Dejamos atrás el río y acometimos la última pendiente. Esta, empedrada otra vez, resultó ser mucho más inclinada y dificultosa de superar que la anterior. Nuestra agitada respiración marcó el ritmo de la subida hasta alcanzar la cima. Una vez frente a la fuente, sudorosos y jadeantes, rellenamos las cantimploras y nos sentamos en el muro del abrevadero para recuperar fuerzas y aplacar la sed. Poco después, comenzamos a dar cuenta de nuestros bocadillos.
―¿Lo has visto? ―susurré, dejando de masticar y señalando con la mirada hacia la ladera florecida que se extendía frente a nosotros.
―Sí ―respondiste tú, con la vista clavada en los piornos―. Están preciosos en esta época del año ―y añadiste, sonriendo―. Me encanta ese color dorado y la fragancia que desprenden sus amariposadas flores.
―No me refería a los piornos ―aclaré, templado―. ¡Me refería a lo «otro»! ―y enfaticé lo de «otro» para que tú te fijaras con más detenimiento.
Sin tiempo para que pudieras descifrar mi secreto, la figura de un soberbio macho montés apareció entre los piornos. El animal, al ver que nos hallábamos en su territorio, agitó enérgicamente la cornamenta y nos desafió con la mirada. Acto seguido nos dio la espalda y escapó, altivo, entre la espesura del piornal.
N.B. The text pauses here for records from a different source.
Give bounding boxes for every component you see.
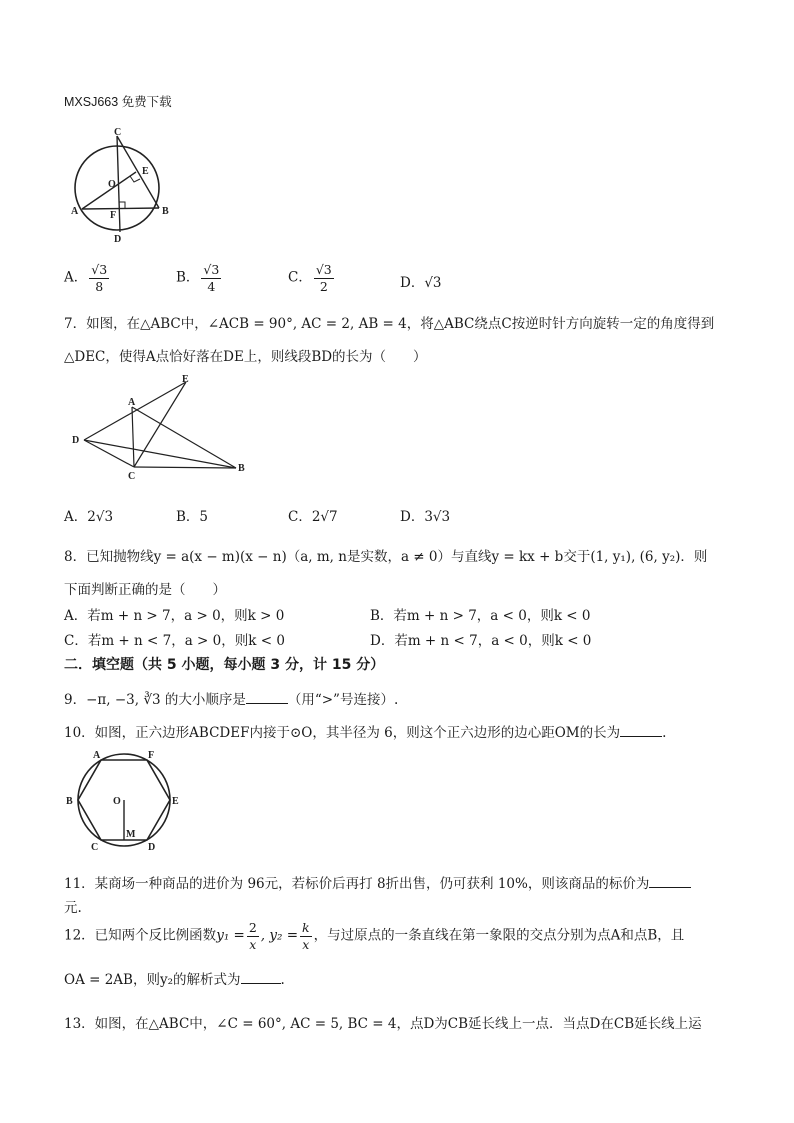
q7-option-c: C．2√7 <box>288 509 338 525</box>
q6-label-c: C <box>114 127 122 138</box>
q6-option-c: C． $\frac{√3}{2}$ <box>288 262 332 294</box>
q10-label-f: F <box>148 750 155 761</box>
q6-option-a: A． $\frac{√3}{8}$ <box>64 262 108 294</box>
section-title-fill-in: 二．填空题（共 5 小题，每小题 3 分，计 15 分） <box>64 657 385 673</box>
q11-question: 11．某商场一种商品的进价为 96元，若标价后再打 8折出售，仍可获利 10%，则该商品的标价为 <box>64 872 691 892</box>
q8-stem-line2: 下面判断正确的是（ ） <box>64 582 226 598</box>
q6-label-e: E <box>142 166 149 177</box>
q10-label-e: E <box>172 796 179 807</box>
q6-option-b: B． $\frac{√3}{4}$ <box>176 262 220 294</box>
q10-label-b: B <box>66 796 73 807</box>
q6-circle <box>75 146 159 230</box>
q10-answer-blank[interactable] <box>620 736 662 737</box>
q11-answer-blank[interactable] <box>649 887 691 888</box>
q11-unit: 元. <box>64 900 82 916</box>
q6-circle-figure <box>62 124 182 246</box>
q7-label-d: D <box>72 435 80 446</box>
q7-stem-line1: 7．如图，在△ABC中，∠ACB = 90°, AC = 2, AB = 4，将△ABC绕点C按逆时针方向旋转一定的角度得到 <box>64 316 715 332</box>
watermark-text: MXSJ663 免费下载 <box>64 95 172 109</box>
q8-option-c: C．若m + n < 7，a > 0，则k < 0 <box>64 633 285 649</box>
q7-triangle-figure <box>66 370 256 482</box>
q12-question-line1: 12．已知两个反比例函数y₁ = $\frac{2}{x}$ , y₂ = $\frac{k}{x}$ ，与过原点的一条直线在第一象限的交点分别为点A和点B，且 <box>64 920 685 952</box>
q6-label-o: O <box>108 179 116 190</box>
q10-label-m: M <box>126 829 136 840</box>
q7-option-b: B．5 <box>176 509 209 525</box>
q6-label-b: B <box>162 206 169 217</box>
q10-hexagon-figure <box>62 746 190 856</box>
q7-label-c: C <box>128 471 136 482</box>
q9-answer-blank[interactable] <box>246 703 288 704</box>
q8-option-a: A．若m + n > 7，a > 0，则k > 0 <box>64 608 285 624</box>
q10-label-a: A <box>93 750 101 761</box>
q7-label-a: A <box>128 397 136 408</box>
q8-option-d: D．若m + n < 7，a < 0，则k < 0 <box>370 633 592 649</box>
q9-question: 9．−π, −3, ∛3 的大小顺序是 （用“>”号连接）. <box>64 692 399 708</box>
q8-option-b: B．若m + n > 7，a < 0，则k < 0 <box>370 608 591 624</box>
q7-option-a: A．2√3 <box>64 509 114 525</box>
q10-label-d: D <box>148 842 156 853</box>
q7-label-e: E <box>182 374 189 385</box>
q7-stem-line2: △DEC，使得A点恰好落在DE上，则线段BD的长为（ ） <box>64 349 427 365</box>
q12-question-line2: OA = 2AB，则y₂的解析式为 . <box>64 972 285 988</box>
q7-label-b: B <box>238 463 245 474</box>
q10-label-c: C <box>91 842 99 853</box>
q10-question: 10．如图，正六边形ABCDEF内接于⊙O，其半径为 6，则这个正六边形的边心距OM的长为 . <box>64 725 667 741</box>
q10-label-o: O <box>113 796 121 807</box>
q6-label-a: A <box>71 206 79 217</box>
q7-option-d: D．3√3 <box>400 509 451 525</box>
q8-stem-line1: 8．已知抛物线y = a(x − m)(x − n)（a, m, n是实数，a ≠ 0）与直线y = kx + b交于(1, y₁), (6, y₂)．则 <box>64 549 708 565</box>
q6-label-d: D <box>114 234 122 245</box>
q12-answer-blank[interactable] <box>241 983 281 984</box>
q13-question: 13．如图，在△ABC中，∠C = 60°, AC = 5, BC = 4，点D为CB延长线上一点．当点D在CB延长线上运 <box>64 1016 702 1032</box>
q6-option-d: D．√3 <box>400 275 442 291</box>
q6-label-f: F <box>110 210 117 221</box>
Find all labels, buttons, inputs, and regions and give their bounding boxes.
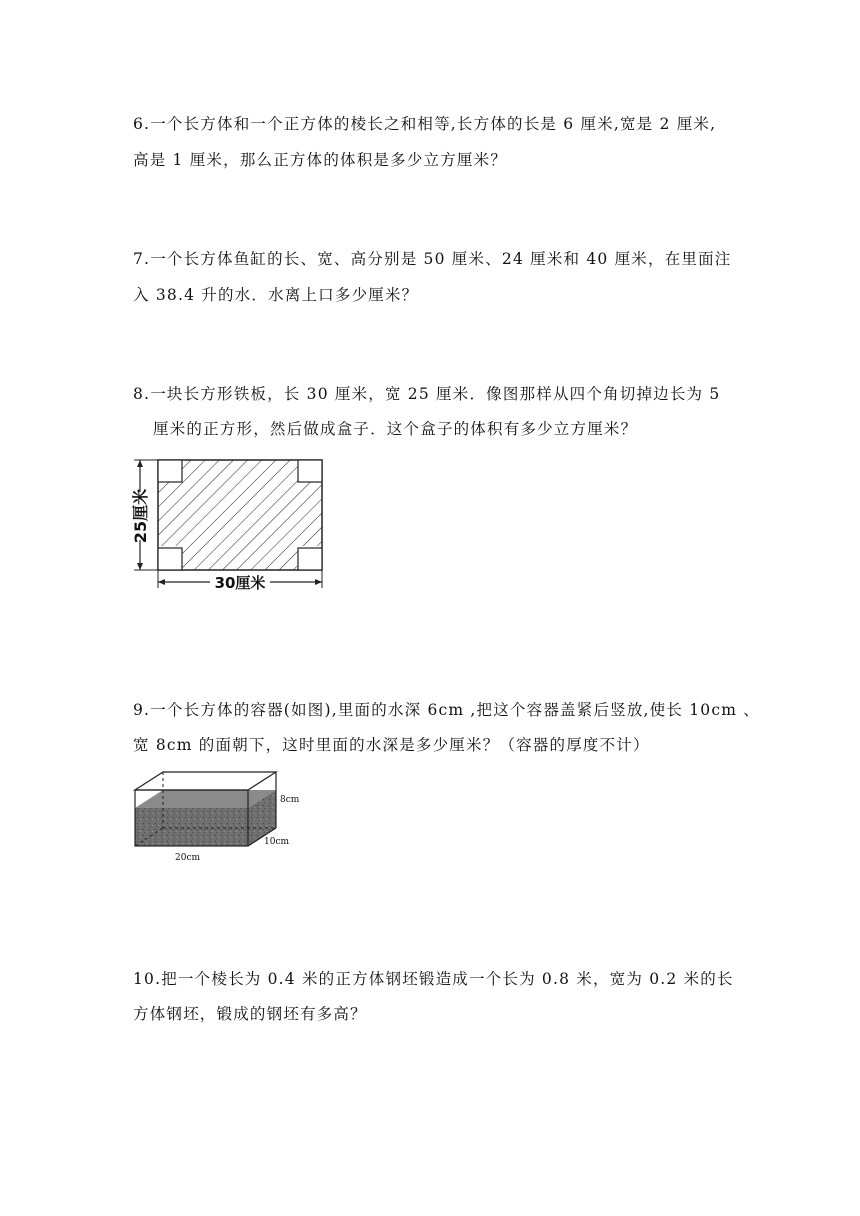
- box-top-face: [135, 772, 276, 790]
- q8-line-1: [133, 382, 720, 404]
- q6-line-2: 高是 1 厘米，那么正方体的体积是多少立方厘米？: [133, 151, 508, 169]
- arrow-right-icon: [315, 579, 322, 585]
- arrow-down-icon: [137, 563, 143, 570]
- corner-square-bottom-right: [298, 548, 322, 570]
- q8-figure: [128, 452, 328, 596]
- arrow-up-icon: [137, 460, 143, 467]
- q9-figure: [130, 768, 320, 867]
- plate-hatch: [158, 460, 322, 570]
- q8-line-2: 厘米的正方形，然后做成盒子．这个盒子的体积有多少立方厘米？: [153, 420, 638, 438]
- height-label: 25厘米: [131, 488, 150, 544]
- corner-square-top-right: [298, 460, 322, 482]
- q7-line-1: [133, 247, 732, 269]
- length-label: 20cm: [175, 853, 201, 863]
- width-label: 30厘米: [214, 574, 266, 592]
- arrow-left-icon: [158, 579, 165, 585]
- height-label: 8cm: [280, 795, 300, 805]
- q10-text-1: 把一个棱长为 0.4 米的正方体钢坯锻造成一个长为 0.8 米，宽为 0.2 米的长: [161, 970, 734, 988]
- q10-number: 10.: [133, 970, 162, 988]
- q6-number: 6.: [133, 115, 151, 133]
- q10-line-1: [133, 967, 734, 989]
- q8-diagram: [128, 452, 328, 592]
- q8-number: 8.: [133, 385, 151, 403]
- q7-line-2: 入 38.4 升的水．水离上口多少厘米？: [133, 286, 419, 304]
- depth-label: 10cm: [264, 837, 290, 847]
- q7-number: 7.: [133, 250, 151, 268]
- q9-diagram: [130, 768, 320, 863]
- q10-line-2: 方体钢坯，锻成的钢坯有多高？: [133, 1005, 367, 1023]
- corner-square-top-left: [158, 460, 182, 482]
- q6-text-1: 一个长方体和一个正方体的棱长之和相等,长方体的长是 6 厘米,宽是 2 厘米,: [150, 115, 717, 133]
- corner-square-bottom-left: [158, 548, 182, 570]
- q8-text-1: 一块长方形铁板，长 30 厘米，宽 25 厘米．像图那样从四个角切掉边长为 5: [150, 385, 721, 403]
- q9-line-1: [133, 698, 760, 720]
- q7-text-1: 一个长方体鱼缸的长、宽、高分别是 50 厘米、24 厘米和 40 厘米，在里面注: [150, 250, 732, 268]
- q9-text-1: 一个长方体的容器(如图),里面的水深 6cm ,把这个容器盖紧后竖放,使长 10cm 、: [150, 701, 760, 719]
- q9-number: 9.: [133, 701, 151, 719]
- q6-line-1: [133, 112, 716, 134]
- q9-line-2: 宽 8cm 的面朝下，这时里面的水深是多少厘米？（容器的厚度不计）: [133, 736, 650, 754]
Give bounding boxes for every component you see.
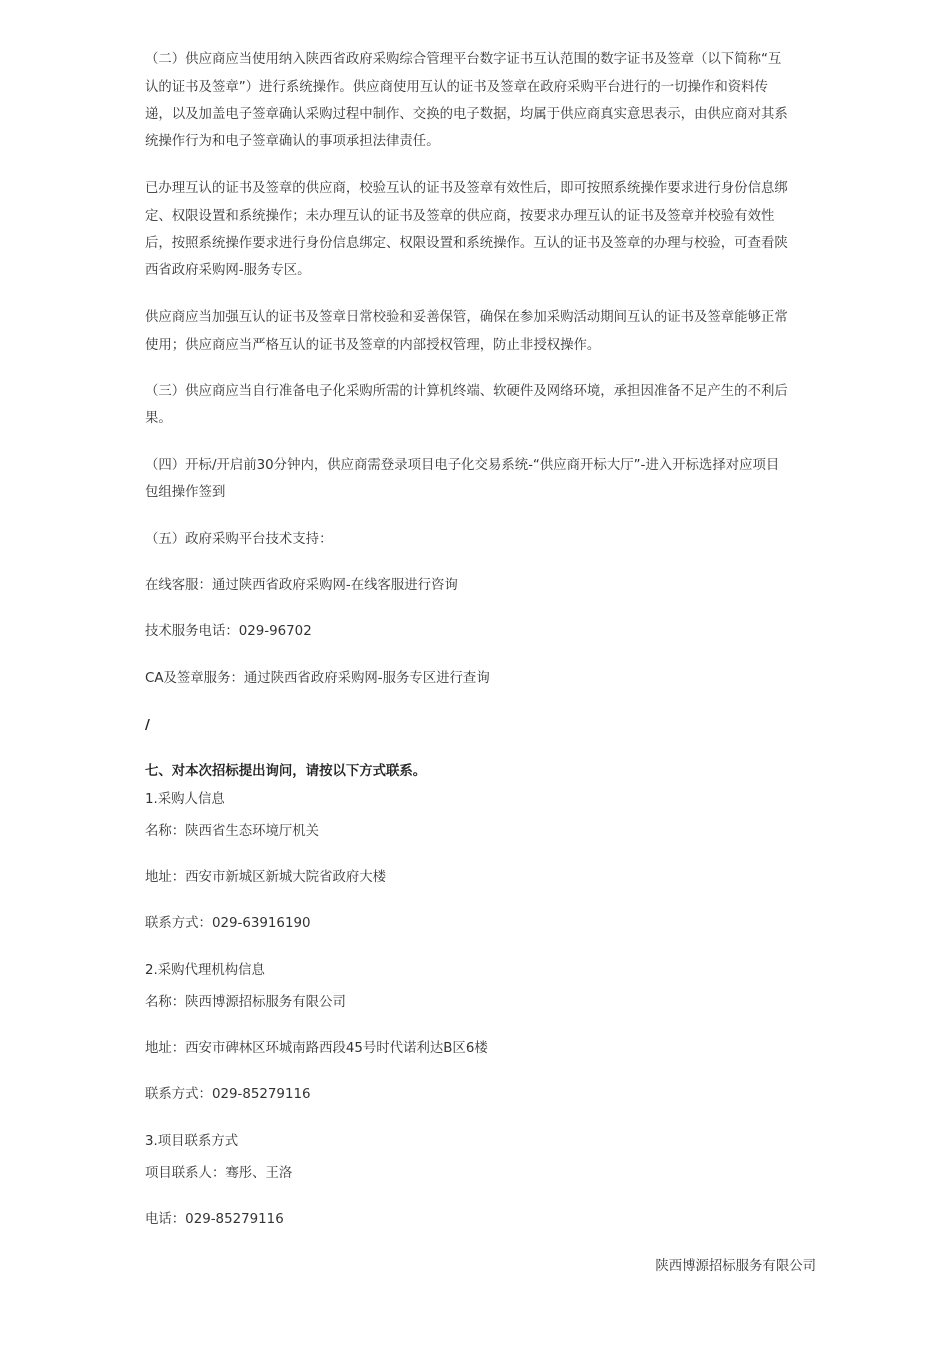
- para-5: （五）政府采购平台技术支持：: [145, 532, 333, 547]
- section-7-heading: 七、对本次招标提出询问，请按以下方式联系。: [145, 764, 427, 779]
- purchaser-name: 名称：陕西省生态环境厅机关: [145, 824, 320, 839]
- purchaser-title: 1.采购人信息: [145, 792, 225, 807]
- para-2-line-1: （二）供应商应当使用纳入陕西省政府采购综合管理平台数字证书互认范围的数字证书及签章（以下简称“互: [145, 52, 782, 67]
- para-3-line-1: （三）供应商应当自行准备电子化采购所需的计算机终端、软硬件及网络环境，承担因准备不足产生的不利后: [145, 384, 788, 399]
- signature-company: 陕西博源招标服务有限公司: [655, 1259, 816, 1274]
- agency-title: 2.采购代理机构信息: [145, 963, 265, 978]
- para-2b-line-4: 西省政府采购网-服务专区。: [145, 263, 311, 278]
- para-2-line-3: 递，以及加盖电子签章确认采购过程中制作、交换的电子数据，均属于供应商真实意思表示，由供应商对其系: [145, 107, 788, 122]
- tech-phone: 技术服务电话：029-96702: [145, 624, 312, 639]
- para-2-line-4: 统操作行为和电子签章确认的事项承担法律责任。: [145, 134, 440, 149]
- project-contacts: 项目联系人：骞彤、王洛: [145, 1166, 293, 1181]
- agency-address: 地址：西安市碑林区环城南路西段45号时代诺利达B区6楼: [145, 1041, 488, 1056]
- project-title: 3.项目联系方式: [145, 1134, 239, 1149]
- purchaser-contact: 联系方式：029-63916190: [145, 916, 311, 931]
- ca-service: CA及签章服务：通过陕西省政府采购网-服务专区进行查询: [145, 671, 490, 686]
- agency-contact: 联系方式：029-85279116: [145, 1087, 311, 1102]
- para-4-line-2: 包组操作签到: [145, 485, 226, 500]
- online-service: 在线客服：通过陕西省政府采购网-在线客服进行咨询: [145, 578, 458, 593]
- para-2-line-2: 认的证书及签章”）进行系统操作。供应商使用互认的证书及签章在政府采购平台进行的一切操作和资料传: [145, 80, 768, 95]
- para-2c-line-1: 供应商应当加强互认的证书及签章日常校验和妥善保管，确保在参加采购活动期间互认的证书及签章能够正常: [145, 310, 788, 325]
- separator-slash: /: [145, 718, 150, 733]
- purchaser-address: 地址：西安市新城区新城大院省政府大楼: [145, 870, 387, 885]
- para-2c-line-2: 使用；供应商应当严格互认的证书及签章的内部授权管理，防止非授权操作。: [145, 338, 601, 353]
- para-2b-line-3: 后，按照系统操作要求进行身份信息绑定、权限设置和系统操作。互认的证书及签章的办理与校验，可查看陕: [145, 236, 788, 251]
- para-4-line-1: （四）开标/开启前30分钟内，供应商需登录项目电子化交易系统-“供应商开标大厅”-进入开标选择对应项目: [145, 458, 780, 473]
- project-phone: 电话：029-85279116: [145, 1212, 284, 1227]
- agency-name: 名称：陕西博源招标服务有限公司: [145, 995, 346, 1010]
- para-2b-line-2: 定、权限设置和系统操作；未办理互认的证书及签章的供应商，按要求办理互认的证书及签章并校验有效性: [145, 209, 775, 224]
- para-3-line-2: 果。: [145, 411, 172, 426]
- para-2b-line-1: 已办理互认的证书及签章的供应商，校验互认的证书及签章有效性后，即可按照系统操作要求进行身份信息绑: [145, 181, 788, 196]
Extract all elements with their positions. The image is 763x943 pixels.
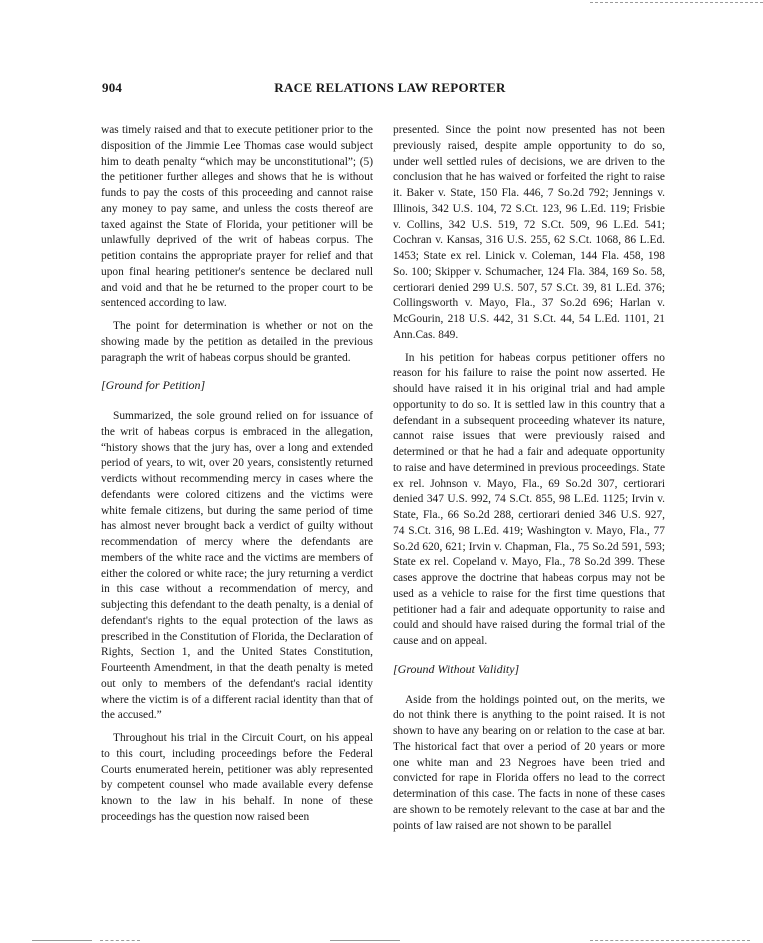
bottom-edge-rule [32, 940, 92, 941]
bottom-edge-rule [330, 940, 400, 941]
page-number: 904 [102, 80, 123, 95]
right-paragraph-1: presented. Since the point now presented has not been previously raised, despite ample opportunity to do so, under well settled rules of decisions, we are driven to the conclusion that he has waived or forfeited the right to raise it. Baker v. State, 150 Fla. 446, 7 So.2d 792; Jennings v. Illinois, 342 U.S. 104, 72 S.Ct. 123, 96 L.Ed. 119; Frisbie v. Collins, 342 U.S. 519, 72 S.Ct. 509, 96 L.Ed. 541; Cochran v. Kansas, 316 U.S. 255, 62 S.Ct. 1068, 86 L.Ed. 1453; State ex rel. Linick v. Coleman, 144 Fla. 458, 198 So. 100; Skipper v. Schumacher, 124 Fla. 384, 169 So. 58, certiorari denied 299 U.S. 507, 57 S.Ct. 39, 81 L.Ed. 376; Collingsworth v. Mayo, Fla., 37 So.2d 696; Harlan v. McGourin, 218 U.S. 442, 31 S.Ct. 44, 54 L.Ed. 1101, 21 Ann.Cas. 849. [393, 124, 665, 341]
left-paragraph-3: Summarized, the sole ground relied on for issuance of the writ of habeas corpus is embraced in the allegation, “history shows that the jury has, over a long and extended period of years, to wit, over 20 years, consistently returned verdicts without recommending mercy in cases where the defendants were colored citizens and the victims were white female citizens, but during the same period of time has almost never brought back a verdict of guilty without recommendation of mercy where the defendants are members of the white race and the victims are members of either the colored or white race; the jury returning a verdict in this case without a recommendation of mercy, and subjecting this defendant to the death penalty, is a denial of defendant's rights to the equal protection of the laws as prescribed in the Constitution of Florida, the Declaration of Rights, Section 1, and the United States Constitution, Fourteenth Amendment, in that the death penalty is meted out only to members of the defendant's racial identity where the victim is of a different racial identity than that of the accused.” [101, 410, 373, 722]
top-edge-rule [590, 2, 763, 3]
bottom-edge-rule [590, 940, 750, 941]
right-paragraph-2: In his petition for habeas corpus petitioner offers no reason for his failure to raise the point now asserted. He should have raised it in his original trial and had ample opportunity to do so. It is settled law in this country that a defendant in a subsequent proceeding whatever its nature, cannot raise issues that were previously raised and determined or that he had a fair and adequate opportunity to raise and have determined in previous proceedings. State ex rel. Johnson v. Mayo, Fla., 69 So.2d 307, certiorari denied 347 U.S. 992, 74 S.Ct. 855, 98 L.Ed. 1125; Irvin v. State, Fla., 66 So.2d 288, certiorari denied 346 U.S. 927, 74 S.Ct. 316, 98 L.Ed. 419; Washington v. Mayo, Fla., 77 So.2d 620, 621; Irvin v. Chapman, Fla., 75 So.2d 591, 593; State ex rel. Copeland v. Mayo, Fla., 78 So.2d 399. These cases approve the doctrine that habeas corpus may not be used as a vehicle to raise for the first time questions that petitioner had a fair and adequate opportunity to raise and could and should have raised during the formal trial of the cause and on appeal. [393, 351, 665, 647]
left-paragraph-4: Throughout his trial in the Circuit Court, on his appeal to this court, including proceedings before the Federal Courts enumerated herein, petitioner was ably represented by competent counsel who made available every defense known to the law in his behalf. In none of these proceedings has the question now raised been [101, 732, 373, 823]
right-column [393, 123, 665, 841]
bottom-edge-rule [100, 940, 140, 941]
left-column [101, 123, 373, 833]
section-heading-ground-for-petition: [Ground for Petition] [101, 378, 206, 393]
running-title: RACE RELATIONS LAW REPORTER [274, 80, 506, 95]
right-paragraph-3: Aside from the holdings pointed out, on the merits, we do not think there is anything to the point raised. It is not shown to have any bearing on or relation to the case at bar. The historical fact that over a period of 20 years or more one white man and 23 Negroes have been tried and convicted for rape in Florida offers no lead to the correct determination of this case. The facts in none of these cases are shown to be remotely relevant to the case at bar and the points of law raised are not shown to be parallel [393, 693, 665, 832]
left-paragraph-2: The point for determination is whether or not on the showing made by the petition as detailed in the previous paragraph the writ of habeas corpus should be granted. [101, 320, 373, 364]
left-paragraph-1: was timely raised and that to execute petitioner prior to the disposition of the Jimmie Lee Thomas case would subject him to death penalty “which may be unconstitutional”; (5) the petitioner further alleges and shows that he is without funds to pay the costs of this proceeding and cannot raise any money to pay same, and unless the costs thereof are taxed against the State of Florida, your petitioner will be unlawfully deprived of the writ of habeas corpus. The petition contains the appropriate prayer for relief and that upon final hearing petitioner's sentence be declared null and void and that he be returned to the proper court to be sentenced according to law. [101, 124, 373, 310]
section-heading-ground-without-validity: [Ground Without Validity] [393, 661, 520, 676]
Mientras degustábamos los deliciosos bocadillos y hablábamos de lo que nos había llevado hasta aquel lugar, nuestras mentes retrocedieron al pasado.
***
«Un año antes habíamos programado una excursión a Gredos, los tres juntos, para la primavera del 2020. A primeros de marzo, dos meses antes de nuestra cita con la montaña, se desató la pandemia y tuvimos que aplazar la ruta por tiempo indefinido. A mediados de ese fatídico mes nos confinamos en casa para librarnos del virus. Días después, cuando ya creíamos estar a salvo de la infección, él se levantó con tos, dolor de cabeza y unas décimas de fiebre. Al principio no le dimos mucha importancia y lo achacamos a un simple resfriado. En previsión, contactamos el Centro de Atención Primaria y nos dijeron que se quedara en casa, pues los hospitales estaban colapsados y sus síntomas no parecían graves. Tras una semana de encierro, comenzó a ponerse nervioso, algo impropio en una persona tranquila como él. Aquella tarde, al salir al patio, perdió el equilibrio y se cayó. Le ayudé a incorporarse y regresamos al interior de la vivienda. Achacamos lo sucedido a un simple tropezón. Sin embargo, horas después, al levantarse de la mesa después de cenar, se desplomó de nuevo, cayó de espaldas y se golpeó en la cabeza. Un espantoso charco de sangre inundó el suelo de la cocina. Tras una cura de urgencias le acostamos. Parecía recuperado y se durmió. El nuevo día nos despertó con una aterradora revelación: tú amaneciste con los mismos síntomas que él había presentado días atrás. Una semana después, mientras tu luchabas a brazo partido con el virus, él, casi centenario, amaneció inconsciente y ya no volvería a ver la luz. Aquella misma noche nos dejó para siempre.
***
Ha transcurrido más de un año desde entonces y aquí estamos tú y yo, en plena de la naturaleza, embriagados por el color y el olor de los piornos, para concluir lo que dejamos pendiente y rendirle el homenaje que se merecía.
Apenado, he seccionado su bastón en varios trozos, y, tras dispersarlo entre los matorrales, he recogido un ramillete de piornos florecidos para él.
Hoy, al atardecer, lo depositaré en su tumba para que recuerde el olor.